Retrograde Veno-Cutaneous Approach to Establish Central Venous Access in Chronic Central Venous Occlusions
MedStar Heart and Vascular Institute, Washington, DC
INTRODUCTION: Central venous occlusion (CVO) in patients with end stage renal disease is a major cause of hemodialysis access failure resulting in significant morbidity and potential mortality especially with infection complications associated with femoral access. We report a novel technique to establish central venous access in chronic central venous occlusions in patients who exhausted other venous access options.
METHODS: Patients with CVO who exhausted other options for hemodialysis access due to occlusion or infection participated in our novel approach. Once standard antegrade CVO revascularization was deemed to be unsuccessful, our retrograde veno-cutaneous approach was used. In this technique, femoral venous access is established, Guide wire/catheter techniques are used to navigate a wire to the occlusion stump or to a venous collateral as close to the subcutaneous tissue as possible on either side of the neck. Support is provided by a long 6F sheath and angled catheter to direct the wire to the desired location. Once adequate positioning of the catheter/wire is obtained, sharp recanalization is used to safely direct the back end of a stiff glidewire into the subcutaneous tissue, if the wire is not directly under the skin, the floppy end of the wire can then be directed towards the subcutaneous tissue with the support of an angled catheter. Once the wire is directly under the skin, a small cut-down is created and with minimal blunt dissection, the wire is located and retrieved. At this point, a peal-away sheath is inserted over the retrieved wire to the central venous system using body-floss technique. Once Central venous access is established, a tunneled catheter or Hemodialysis reliable outflow (HeRO) graft is inserted. The subcutaneous incision is closed primarily.

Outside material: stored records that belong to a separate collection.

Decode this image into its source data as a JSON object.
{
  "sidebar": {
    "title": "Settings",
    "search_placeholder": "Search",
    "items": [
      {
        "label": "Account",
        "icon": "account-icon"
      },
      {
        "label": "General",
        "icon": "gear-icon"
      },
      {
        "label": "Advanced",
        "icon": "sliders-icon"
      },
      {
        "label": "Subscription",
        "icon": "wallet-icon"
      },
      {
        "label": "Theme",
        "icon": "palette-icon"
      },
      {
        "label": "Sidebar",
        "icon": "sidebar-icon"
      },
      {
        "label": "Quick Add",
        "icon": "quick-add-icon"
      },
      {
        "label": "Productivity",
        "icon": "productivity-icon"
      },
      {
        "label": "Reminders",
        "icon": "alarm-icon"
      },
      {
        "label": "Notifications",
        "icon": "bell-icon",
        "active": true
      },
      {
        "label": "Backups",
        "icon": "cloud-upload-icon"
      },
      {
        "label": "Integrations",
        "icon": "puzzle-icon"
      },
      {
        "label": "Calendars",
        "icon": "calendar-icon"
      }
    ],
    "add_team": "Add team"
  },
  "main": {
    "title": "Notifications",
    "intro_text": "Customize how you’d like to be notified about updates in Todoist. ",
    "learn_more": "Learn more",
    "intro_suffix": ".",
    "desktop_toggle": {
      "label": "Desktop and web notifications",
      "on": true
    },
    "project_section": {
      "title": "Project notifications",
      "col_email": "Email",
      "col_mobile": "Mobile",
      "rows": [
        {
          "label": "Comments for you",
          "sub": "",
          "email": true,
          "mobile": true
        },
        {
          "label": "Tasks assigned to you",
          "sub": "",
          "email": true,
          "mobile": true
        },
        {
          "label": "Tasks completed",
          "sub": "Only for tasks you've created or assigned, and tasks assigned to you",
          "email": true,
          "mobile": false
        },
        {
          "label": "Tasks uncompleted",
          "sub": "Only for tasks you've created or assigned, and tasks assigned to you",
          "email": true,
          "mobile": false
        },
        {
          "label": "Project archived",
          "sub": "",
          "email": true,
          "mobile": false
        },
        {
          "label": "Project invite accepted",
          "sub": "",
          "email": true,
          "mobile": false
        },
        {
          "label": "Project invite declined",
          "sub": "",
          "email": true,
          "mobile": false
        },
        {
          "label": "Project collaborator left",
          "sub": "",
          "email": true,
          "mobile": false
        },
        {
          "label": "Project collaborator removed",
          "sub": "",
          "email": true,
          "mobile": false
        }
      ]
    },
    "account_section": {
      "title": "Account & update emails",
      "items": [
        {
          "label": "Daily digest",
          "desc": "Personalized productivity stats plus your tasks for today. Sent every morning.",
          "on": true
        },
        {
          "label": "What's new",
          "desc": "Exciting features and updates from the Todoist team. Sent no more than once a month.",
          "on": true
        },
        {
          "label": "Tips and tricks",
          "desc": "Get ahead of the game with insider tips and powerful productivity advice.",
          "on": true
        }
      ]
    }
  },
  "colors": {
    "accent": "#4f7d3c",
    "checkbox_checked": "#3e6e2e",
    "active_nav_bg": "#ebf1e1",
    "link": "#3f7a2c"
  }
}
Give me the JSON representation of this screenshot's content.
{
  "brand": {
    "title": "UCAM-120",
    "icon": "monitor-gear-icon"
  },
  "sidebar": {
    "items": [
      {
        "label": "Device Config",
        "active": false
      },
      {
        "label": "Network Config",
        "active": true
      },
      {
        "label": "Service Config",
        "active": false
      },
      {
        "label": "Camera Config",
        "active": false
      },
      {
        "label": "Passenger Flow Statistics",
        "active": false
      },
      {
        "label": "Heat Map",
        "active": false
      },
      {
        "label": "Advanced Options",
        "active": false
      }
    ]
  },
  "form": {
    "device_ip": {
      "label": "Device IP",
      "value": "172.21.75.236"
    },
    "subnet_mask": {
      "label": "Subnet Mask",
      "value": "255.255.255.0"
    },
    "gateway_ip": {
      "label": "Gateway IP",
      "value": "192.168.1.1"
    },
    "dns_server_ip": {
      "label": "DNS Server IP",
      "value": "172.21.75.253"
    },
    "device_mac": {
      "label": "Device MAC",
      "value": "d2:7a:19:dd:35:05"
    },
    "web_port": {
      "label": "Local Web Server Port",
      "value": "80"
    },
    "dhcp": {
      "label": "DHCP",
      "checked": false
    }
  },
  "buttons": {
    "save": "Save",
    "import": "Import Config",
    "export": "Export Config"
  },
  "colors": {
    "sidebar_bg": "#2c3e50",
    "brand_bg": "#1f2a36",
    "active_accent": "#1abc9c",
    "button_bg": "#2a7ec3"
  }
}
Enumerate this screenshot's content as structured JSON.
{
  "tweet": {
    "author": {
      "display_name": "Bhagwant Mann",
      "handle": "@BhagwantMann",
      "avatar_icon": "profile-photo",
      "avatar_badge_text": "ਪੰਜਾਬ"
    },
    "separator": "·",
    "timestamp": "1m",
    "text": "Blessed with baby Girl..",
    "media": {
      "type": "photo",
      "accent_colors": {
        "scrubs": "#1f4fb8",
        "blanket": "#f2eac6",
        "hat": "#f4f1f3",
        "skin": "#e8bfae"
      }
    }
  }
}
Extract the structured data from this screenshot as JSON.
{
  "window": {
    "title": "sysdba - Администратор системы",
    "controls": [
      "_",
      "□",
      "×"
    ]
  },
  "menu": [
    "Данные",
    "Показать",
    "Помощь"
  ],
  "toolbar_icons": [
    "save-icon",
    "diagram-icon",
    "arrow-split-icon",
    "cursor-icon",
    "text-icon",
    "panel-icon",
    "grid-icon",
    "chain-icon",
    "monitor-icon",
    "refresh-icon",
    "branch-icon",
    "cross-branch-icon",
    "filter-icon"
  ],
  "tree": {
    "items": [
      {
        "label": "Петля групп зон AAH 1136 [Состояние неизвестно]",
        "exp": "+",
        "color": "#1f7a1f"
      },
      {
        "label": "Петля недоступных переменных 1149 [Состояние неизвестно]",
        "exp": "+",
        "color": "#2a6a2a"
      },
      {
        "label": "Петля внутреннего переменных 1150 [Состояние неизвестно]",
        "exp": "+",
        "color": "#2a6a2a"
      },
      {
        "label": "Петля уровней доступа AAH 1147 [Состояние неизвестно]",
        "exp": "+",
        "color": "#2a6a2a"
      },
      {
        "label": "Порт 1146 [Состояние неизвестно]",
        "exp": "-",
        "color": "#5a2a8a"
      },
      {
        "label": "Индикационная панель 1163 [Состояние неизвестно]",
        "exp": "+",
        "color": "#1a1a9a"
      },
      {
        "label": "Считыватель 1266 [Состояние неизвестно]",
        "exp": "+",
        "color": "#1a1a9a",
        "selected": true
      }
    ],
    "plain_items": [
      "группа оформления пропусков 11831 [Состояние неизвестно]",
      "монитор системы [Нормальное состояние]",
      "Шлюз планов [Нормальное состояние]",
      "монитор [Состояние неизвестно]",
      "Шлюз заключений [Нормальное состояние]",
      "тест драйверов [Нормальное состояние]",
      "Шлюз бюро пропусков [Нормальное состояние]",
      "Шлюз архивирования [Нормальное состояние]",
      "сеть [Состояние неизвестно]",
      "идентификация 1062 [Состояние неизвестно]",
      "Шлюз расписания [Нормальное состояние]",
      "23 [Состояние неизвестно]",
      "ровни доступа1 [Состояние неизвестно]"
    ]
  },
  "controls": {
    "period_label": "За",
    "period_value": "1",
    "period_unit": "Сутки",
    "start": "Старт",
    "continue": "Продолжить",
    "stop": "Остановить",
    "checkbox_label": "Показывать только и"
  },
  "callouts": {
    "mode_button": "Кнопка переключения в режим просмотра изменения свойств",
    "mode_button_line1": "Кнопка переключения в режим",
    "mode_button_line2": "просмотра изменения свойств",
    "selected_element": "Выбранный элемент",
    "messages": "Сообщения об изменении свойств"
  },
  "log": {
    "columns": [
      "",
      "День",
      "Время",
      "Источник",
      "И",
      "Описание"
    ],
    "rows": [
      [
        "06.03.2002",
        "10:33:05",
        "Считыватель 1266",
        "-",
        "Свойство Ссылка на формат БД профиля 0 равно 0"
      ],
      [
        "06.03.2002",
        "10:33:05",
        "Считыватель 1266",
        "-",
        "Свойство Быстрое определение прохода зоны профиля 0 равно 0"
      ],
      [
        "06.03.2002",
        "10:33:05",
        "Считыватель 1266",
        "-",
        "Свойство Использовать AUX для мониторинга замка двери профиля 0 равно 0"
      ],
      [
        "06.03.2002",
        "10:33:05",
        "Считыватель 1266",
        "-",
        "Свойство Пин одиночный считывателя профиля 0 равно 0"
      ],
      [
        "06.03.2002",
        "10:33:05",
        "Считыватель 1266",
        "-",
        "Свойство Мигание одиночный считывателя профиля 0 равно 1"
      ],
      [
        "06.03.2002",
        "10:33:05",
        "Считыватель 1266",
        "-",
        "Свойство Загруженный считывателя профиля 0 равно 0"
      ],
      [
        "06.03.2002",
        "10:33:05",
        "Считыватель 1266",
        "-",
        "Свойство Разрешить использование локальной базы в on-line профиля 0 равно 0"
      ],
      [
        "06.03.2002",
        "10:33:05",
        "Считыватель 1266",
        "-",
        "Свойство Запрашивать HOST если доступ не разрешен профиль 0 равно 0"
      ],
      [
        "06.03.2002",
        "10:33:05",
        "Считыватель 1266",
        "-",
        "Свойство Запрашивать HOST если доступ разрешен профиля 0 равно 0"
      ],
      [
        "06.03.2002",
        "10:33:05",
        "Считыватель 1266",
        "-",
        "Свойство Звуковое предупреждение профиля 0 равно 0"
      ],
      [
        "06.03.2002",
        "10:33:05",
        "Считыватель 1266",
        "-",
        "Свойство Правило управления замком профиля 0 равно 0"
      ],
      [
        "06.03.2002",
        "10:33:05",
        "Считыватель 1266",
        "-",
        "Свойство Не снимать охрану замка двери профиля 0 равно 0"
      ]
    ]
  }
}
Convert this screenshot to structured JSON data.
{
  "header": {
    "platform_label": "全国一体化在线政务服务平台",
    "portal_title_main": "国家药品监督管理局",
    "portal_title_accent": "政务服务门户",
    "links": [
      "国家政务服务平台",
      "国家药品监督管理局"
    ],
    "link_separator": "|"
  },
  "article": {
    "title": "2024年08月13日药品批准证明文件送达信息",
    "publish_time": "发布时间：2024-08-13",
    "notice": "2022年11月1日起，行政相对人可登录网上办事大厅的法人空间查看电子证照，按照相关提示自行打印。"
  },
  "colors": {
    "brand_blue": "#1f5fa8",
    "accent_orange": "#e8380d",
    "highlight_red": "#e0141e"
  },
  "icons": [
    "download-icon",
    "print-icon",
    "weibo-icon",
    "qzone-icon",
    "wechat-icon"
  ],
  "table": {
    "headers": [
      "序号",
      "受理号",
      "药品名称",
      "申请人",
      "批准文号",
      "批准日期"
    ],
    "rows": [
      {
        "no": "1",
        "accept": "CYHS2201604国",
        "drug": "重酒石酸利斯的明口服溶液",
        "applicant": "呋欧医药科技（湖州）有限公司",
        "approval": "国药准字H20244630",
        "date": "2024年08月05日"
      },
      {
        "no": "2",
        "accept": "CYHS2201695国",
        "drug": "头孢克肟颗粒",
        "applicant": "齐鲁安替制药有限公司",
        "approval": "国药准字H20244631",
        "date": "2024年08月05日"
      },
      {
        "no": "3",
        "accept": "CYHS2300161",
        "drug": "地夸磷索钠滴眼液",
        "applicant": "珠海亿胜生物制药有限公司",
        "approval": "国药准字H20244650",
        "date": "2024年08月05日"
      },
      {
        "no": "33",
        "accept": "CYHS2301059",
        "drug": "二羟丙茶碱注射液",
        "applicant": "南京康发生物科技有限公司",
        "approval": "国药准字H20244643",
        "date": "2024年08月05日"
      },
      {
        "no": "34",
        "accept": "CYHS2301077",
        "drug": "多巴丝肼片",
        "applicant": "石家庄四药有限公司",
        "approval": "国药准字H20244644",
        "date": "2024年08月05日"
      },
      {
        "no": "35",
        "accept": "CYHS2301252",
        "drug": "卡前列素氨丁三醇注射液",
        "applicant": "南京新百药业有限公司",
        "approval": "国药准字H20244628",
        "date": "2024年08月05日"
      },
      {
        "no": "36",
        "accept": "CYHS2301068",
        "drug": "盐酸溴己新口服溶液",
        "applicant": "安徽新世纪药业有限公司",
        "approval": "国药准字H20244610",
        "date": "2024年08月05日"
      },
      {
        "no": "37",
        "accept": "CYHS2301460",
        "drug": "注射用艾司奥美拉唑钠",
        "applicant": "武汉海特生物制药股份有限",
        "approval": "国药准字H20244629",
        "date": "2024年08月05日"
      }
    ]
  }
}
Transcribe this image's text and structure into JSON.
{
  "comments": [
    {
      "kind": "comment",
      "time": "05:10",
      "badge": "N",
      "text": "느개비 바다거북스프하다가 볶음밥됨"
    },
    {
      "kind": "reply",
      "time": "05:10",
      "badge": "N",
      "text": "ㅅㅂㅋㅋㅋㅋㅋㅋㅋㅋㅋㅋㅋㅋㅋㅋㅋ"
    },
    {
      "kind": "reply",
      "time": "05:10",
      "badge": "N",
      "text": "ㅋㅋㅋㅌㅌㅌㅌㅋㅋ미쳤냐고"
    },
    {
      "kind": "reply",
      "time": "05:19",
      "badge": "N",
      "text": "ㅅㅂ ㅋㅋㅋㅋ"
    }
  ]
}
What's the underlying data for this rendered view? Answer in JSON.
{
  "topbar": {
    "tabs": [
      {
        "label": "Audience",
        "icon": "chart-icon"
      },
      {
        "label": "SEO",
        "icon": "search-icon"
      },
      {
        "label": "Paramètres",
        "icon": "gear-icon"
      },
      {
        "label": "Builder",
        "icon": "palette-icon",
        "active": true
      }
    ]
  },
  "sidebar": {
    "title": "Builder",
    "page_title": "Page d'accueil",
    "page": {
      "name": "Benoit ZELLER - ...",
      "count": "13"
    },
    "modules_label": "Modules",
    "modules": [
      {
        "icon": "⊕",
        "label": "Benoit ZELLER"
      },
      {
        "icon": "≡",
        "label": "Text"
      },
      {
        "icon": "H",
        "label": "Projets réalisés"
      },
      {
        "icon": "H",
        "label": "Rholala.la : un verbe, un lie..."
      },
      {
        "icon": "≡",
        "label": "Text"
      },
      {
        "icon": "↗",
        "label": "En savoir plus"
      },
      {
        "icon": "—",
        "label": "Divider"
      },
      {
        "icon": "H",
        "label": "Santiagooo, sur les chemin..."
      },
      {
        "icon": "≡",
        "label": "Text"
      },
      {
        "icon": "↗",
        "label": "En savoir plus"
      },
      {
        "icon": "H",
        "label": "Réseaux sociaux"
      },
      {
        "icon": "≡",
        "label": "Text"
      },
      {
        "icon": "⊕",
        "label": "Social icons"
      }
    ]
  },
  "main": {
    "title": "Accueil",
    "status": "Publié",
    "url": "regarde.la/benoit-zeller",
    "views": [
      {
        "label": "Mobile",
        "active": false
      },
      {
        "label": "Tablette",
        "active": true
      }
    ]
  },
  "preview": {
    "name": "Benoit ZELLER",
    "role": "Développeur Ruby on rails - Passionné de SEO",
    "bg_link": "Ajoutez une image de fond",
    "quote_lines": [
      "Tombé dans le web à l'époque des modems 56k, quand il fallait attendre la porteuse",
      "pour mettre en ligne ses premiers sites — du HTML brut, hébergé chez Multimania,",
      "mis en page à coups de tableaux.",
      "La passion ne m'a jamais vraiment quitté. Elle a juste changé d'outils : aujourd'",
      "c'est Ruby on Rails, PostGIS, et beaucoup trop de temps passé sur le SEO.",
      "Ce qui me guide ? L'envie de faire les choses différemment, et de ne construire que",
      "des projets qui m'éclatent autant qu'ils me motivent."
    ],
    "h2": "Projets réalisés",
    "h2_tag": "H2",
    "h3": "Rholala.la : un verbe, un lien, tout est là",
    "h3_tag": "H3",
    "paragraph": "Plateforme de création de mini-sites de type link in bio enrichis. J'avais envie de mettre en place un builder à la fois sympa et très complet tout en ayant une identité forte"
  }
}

RESULTS: Between 2015 and May 2017, 5 Patients underwent successful retrograde recanalization of the CVO and placement of tunneled dialysis catheter or placement of HeRO graft. Average age was 49.4 years, 4 were males, average procedural time was 157.6 minutes, average fluoroscopy time was 33.5 minutes, average blood loss was 104 ml, we inserted 2 HeRO grafts at the time of the procedure, 1 patient had HeRO graft inserted the next day and 2 patients had tunneled catheters pending conversion to HeRO graft. There were no immediate or late complications associated with the procedure. Hemodialysis was immediately resumed in all patients. All dialysis accesses were patent on follow up.
CONCLUSIONS: Retrograde Veno-Cutaneous approach in central venous occlusions is a novel, safe and effective technique in patients who have exhausted standard hemodialysis access options.